Personally the state a player comes from has zero bearing on my selections. Currently the team I would pick 01 Sio 02 Moore 03 Holmes 04 Simmons 05 Coleman 06 Fardy 07 McMahon 08 Pocock 09 Phipps 10 Foley 11 Tomane (Horne if not fit) 12 Kerevi 13 Kuridrani 14 DHP 15 Folau 6 brumbies, 3 tahs, 3 reds, 2 force, 1 rebel the only variation is L Timani at 8 and move Pocock to 7 and drop McMahon from the 15 still leaves the proportions the same. I was a fan of Holloway but in the first game against a top hard team he failed to provide the physicality required and shows he needs to do more strengthening work as well. I have added L Timani as a genuine lineout option, he is very powerful, and has a good work rate now, just a bit slow for 8. But a lot better value than Palu or McCalman. He at least has an impact against top teams including NZ teams.

2016-05-23T01:04:58+00:00

PeterK

Roar Guru


There are only 2 state based criticisms you read about re selections. Fans of every other franchise think too may Tahs are selected. Qlder's always think too few reds are chosen even if they have the most chosen or are at the bottom of the super rugby ladder. That said most aussie fans follow and watch their team the most, naturally. So they over value the players they see as performing for their team.

2016-05-23T01:03:33+00:00

Onside

Guest


Rolf Harris might paint Cosby's portrait.

2016-05-23T00:59:17+00:00

Highlander

Guest


Nice thought process Boz, congrats Your side probably not materially different in performance to what will go against Poms in 1st Test, and actually gets new blood in on a form basis.

2016-05-23T00:00:12+00:00

Atawhai Drive

Roar Guru


The New Zealanders may not be all that parochial in their opinions around Test selection in 2016, but it wasn’t always that way. On September 27, 1972, just back in New Zealand after almost four years in Australia, I went with an aunt to Lancaster Park in Christchurch to watch Canterbury play Otago in a Ranfurly Shield match (no NPC in those days). Two former All Black fullbacks took the field that day _ Fergie McCormick for Canterbury and Laurie Mains for Otago. I was intrigued to notice that every time McCormick touched the ball, the big crowd erupted in cheers.
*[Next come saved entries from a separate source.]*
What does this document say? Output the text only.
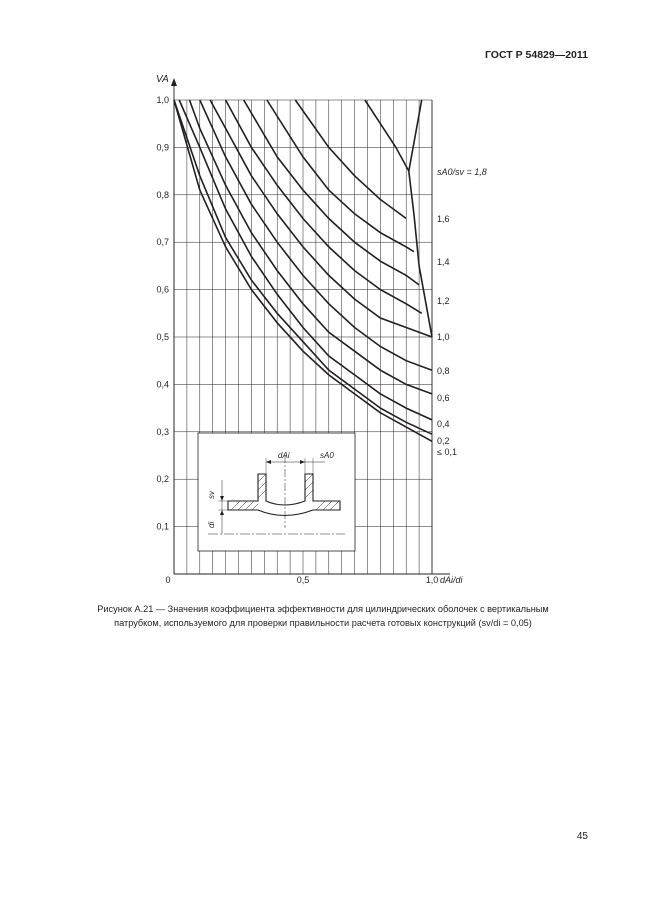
ГОСТ Р 54829—2011
dAi	sA0
sv
di
0,1
0,2
0,3
0,4
0,5
0,6
0,7
0,8
0,9
1,0
0	0,5	1,0
VA
dAi/di
≤ 0,1
0,2
0,4
0,6
0,8
1,0
1,2
1,4
1,6
sA0/sv = 1,8
Рисунок А.21 — Значения коэффициента эффективности для цилиндрических оболочек с вертикальным
патрубком, используемого для проверки правильности расчета готовых конструкций (sv/di = 0,05)
45
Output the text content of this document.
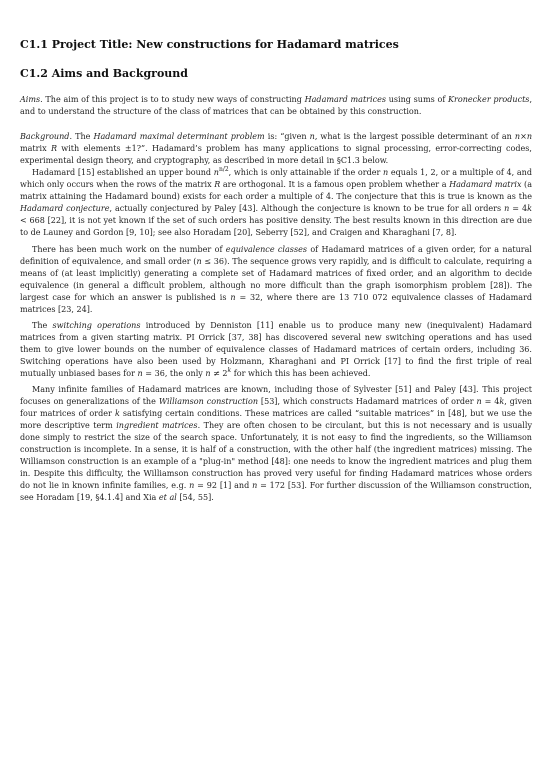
C1.1 Project Title: New constructions for Hadamard matrices
C1.2 Aims and Background

Aims. The aim of this project is to to study new ways of constructing Hadamard matrices using sums of Kronecker products, and to understand the structure of the class of matrices that can be obtained by this construction.

Background. The Hadamard maximal determinant problem is: “given n, what is the largest possible determinant of an n×n matrix R with elements ±1?”. Hadamard’s problem has many applications to signal processing, error-correcting codes, experimental design theory, and cryptography, as described in more detail in §C1.3 below.

Hadamard [15] established an upper bound $n^{n/2}$, which is only attainable if the order n equals 1, 2, or a multiple of 4, and which only occurs when the rows of the matrix R are orthogonal. It is a famous open problem whether a Hadamard matrix (a matrix attaining the Hadamard bound) exists for each order a multiple of 4. The conjecture that this is true is known as the Hadamard conjecture, actually conjectured by Paley [43]. Although the conjecture is known to be true for all orders n = 4k < 668 [22], it is not yet known if the set of such orders has positive density. The best results known in this direction are due to de Launey and Gordon [9, 10]; see also Horadam [20], Seberry [52], and Craigen and Kharaghani [7, 8].

There has been much work on the number of equivalence classes of Hadamard matrices of a given order, for a natural definition of equivalence, and small order (n ≤ 36). The sequence grows very rapidly, and is difficult to calculate, requiring a means of (at least implicitly) generating a complete set of Hadamard matrices of fixed order, and an algorithm to decide equivalence (in general a difficult problem, although no more difficult than the graph isomorphism problem [28]). The largest case for which an answer is published is n = 32, where there are 13 710 072 equivalence classes of Hadamard matrices [23, 24].

The switching operations introduced by Denniston [11] enable us to produce many new (inequivalent) Hadamard matrices from a given starting matrix. PI Orrick [37, 38] has discovered several new switching operations and has used them to give lower bounds on the number of equivalence classes of Hadamard matrices of certain orders, including 36. Switching operations have also been used by Holzmann, Kharaghani and PI Orrick [17] to find the first triple of real mutually unbiased bases for n = 36, the only $n \ne 2^k$ for which this has been achieved.

Many infinite families of Hadamard matrices are known, including those of Sylvester [51] and Paley [43]. This project focuses on generalizations of the Williamson construction [53], which constructs Hadamard matrices of order n = 4k, given four matrices of order k satisfying certain conditions. These matrices are called “suitable matrices” in [48], but we use the more descriptive term ingredient matrices. They are often chosen to be circulant, but this is not necessary and is usually done simply to restrict the size of the search space. Unfortunately, it is not easy to find the ingredients, so the Williamson construction is incomplete. In a sense, it is half of a construction, with the other half (the ingredient matrices) missing. The Williamson construction is an example of a "plug-in" method [48]: one needs to know the ingredient matrices and plug them in. Despite this difficulty, the Williamson construction has proved very useful for finding Hadamard matrices whose orders do not lie in known infinite families, e.g. n = 92 [1] and n = 172 [53]. For further discussion of the Williamson construction, see Horadam [19, §4.1.4] and Xia et al [54, 55].
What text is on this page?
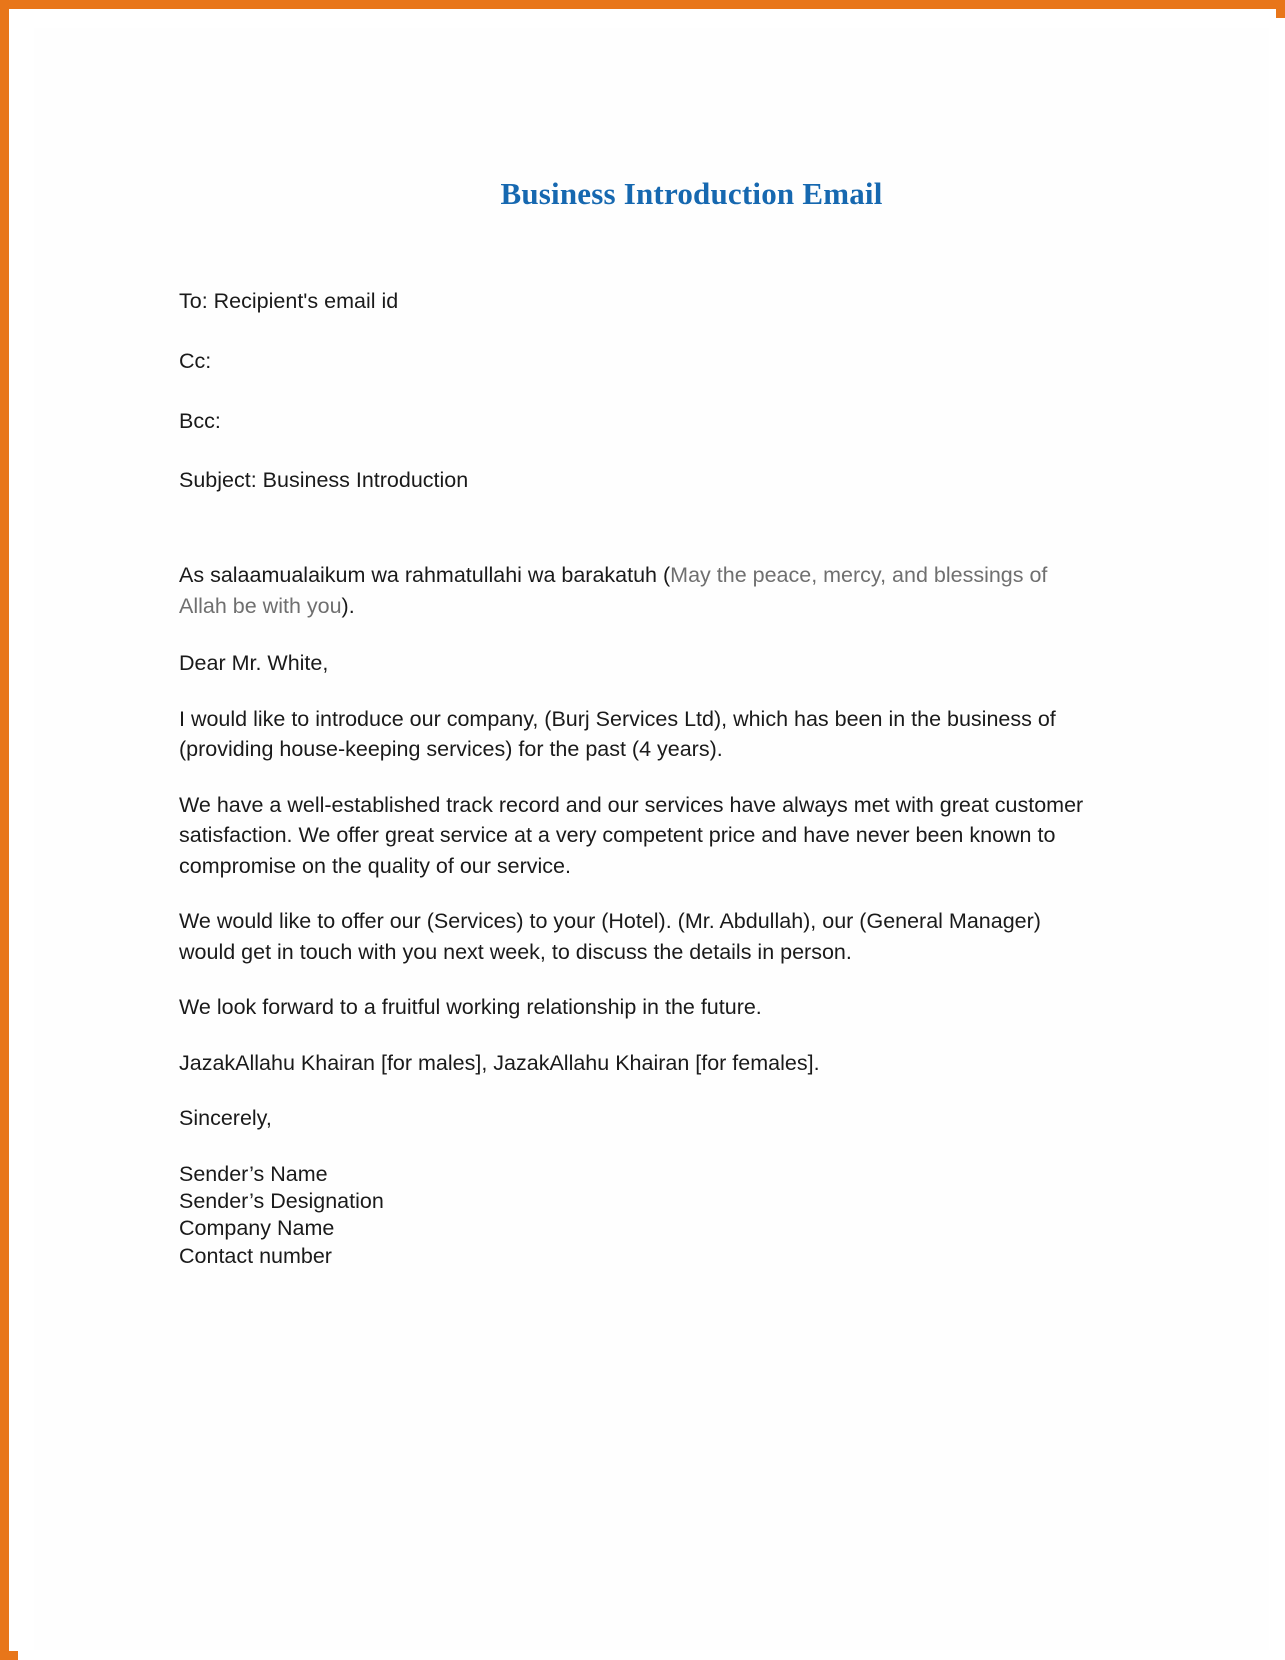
Business Introduction Email
To: Recipient's email id
Cc:
Bcc:
Subject: Business Introduction

As salaamualaikum wa rahmatullahi wa barakatuh (May the peace, mercy, and blessings of Allah be with you).

Dear Mr. White,

I would like to introduce our company, (Burj Services Ltd), which has been in the business of (providing house-keeping services) for the past (4 years).

We have a well-established track record and our services have always met with great customer satisfaction. We offer great service at a very competent price and have never been known to compromise on the quality of our service.

We would like to offer our (Services) to your (Hotel). (Mr. Abdullah), our (General Manager) would get in touch with you next week, to discuss the details in person.

We look forward to a fruitful working relationship in the future.

JazakAllahu Khairan [for males], JazakAllahu Khairan [for females].

Sincerely,

Sender’s Name
Sender’s Designation
Company Name
Contact number
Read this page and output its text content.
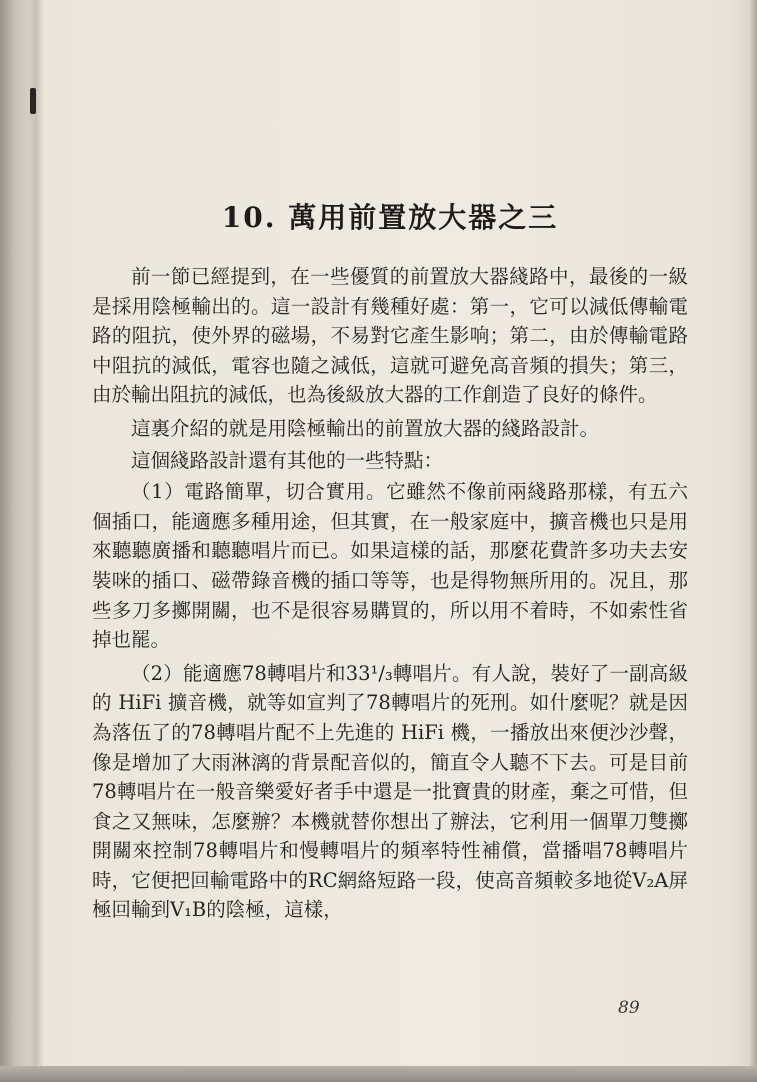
10. 萬用前置放大器之三

前一節已經提到，在一些優質的前置放大器綫路中，最後的一級是採用陰極輸出的。這一設計有幾種好處：第一，它可以減低傳輸電路的阻抗，使外界的磁場，不易對它產生影响；第二，由於傳輸電路中阻抗的減低，電容也隨之減低，這就可避免高音頻的損失；第三，由於輸出阻抗的減低，也為後級放大器的工作創造了良好的條件。

這裏介紹的就是用陰極輸出的前置放大器的綫路設計。

這個綫路設計還有其他的一些特點：

（1）電路簡單，切合實用。它雖然不像前兩綫路那樣，有五六個插口，能適應多種用途，但其實，在一般家庭中，擴音機也只是用來聽聽廣播和聽聽唱片而已。如果這樣的話，那麼花費許多功夫去安裝咪的插口、磁帶錄音機的插口等等，也是得物無所用的。况且，那些多刀多擲開關，也不是很容易購買的，所以用不着時，不如索性省掉也罷。

（2）能適應78轉唱片和33¹/₃轉唱片。有人說，裝好了一副高級的 HiFi 擴音機，就等如宣判了78轉唱片的死刑。如什麼呢？就是因為落伍了的78轉唱片配不上先進的 HiFi 機，一播放出來便沙沙聲，像是增加了大雨淋漓的背景配音似的，簡直令人聽不下去。可是目前78轉唱片在一般音樂愛好者手中還是一批寶貴的財產，棄之可惜，但食之又無味，怎麼辦？本機就替你想出了辦法，它利用一個單刀雙擲開關來控制78轉唱片和慢轉唱片的頻率特性補償，當播唱78轉唱片時，它便把回輸電路中的RC網絡短路一段，使高音頻較多地從V₂A屏極回輸到V₁B的陰極，這樣，

89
But whenever Mains went anywhere near the ball, a chorus of boos erupted. My aunt explained it. On June 26, 1971, McCormick had played his last Test for the All Blacks, against the rampant British and Irish Lions. He was replaced for the remaining three Tests of that series by Mains. More than a year later, neither player was the All Black fullback (Trevor Morris was the incumbent), but the Canterbury crowd was still resentful about the dropping of McCormick, and took it out on Mains. In 2016, the All Blacks are selected from the five Super Rugby regional franchises, based in Auckland, Hamilton, Wellington, Christchurch and Dunedin but drawing their players from provinces throughout the country. This seems to have created a less parochial response to Test selections. In Australia, do we still bicker all that much about which state’s players get selected for the Wallabies? Hasn’t the creation of our own franchise system watered down the old NSW-Queensland rivalry? There is a lot of debate about individual players, rather than potential team combinations, but I wouldn’t have thought this was intensely parochial. Then again, you do hear mutterings about Waratahs players having the inside track for Test selection. I’m not sure how you can be a strict adherent to the merit principle and then seriously select a team based on a franchise quota. But then, it’s unlikely that Boz the Younger was being serious.

2016-05-22T23:41:06+00:00

taylorman

Guest


They worked pretty well for the Boks pre 94, do we know the impact of them now/

2016-05-22T22:58:33+00:00

taylorman

Guest


Aah yes the great man that all Americans could trust for generations, now being replaced by another great...Mr D Trump.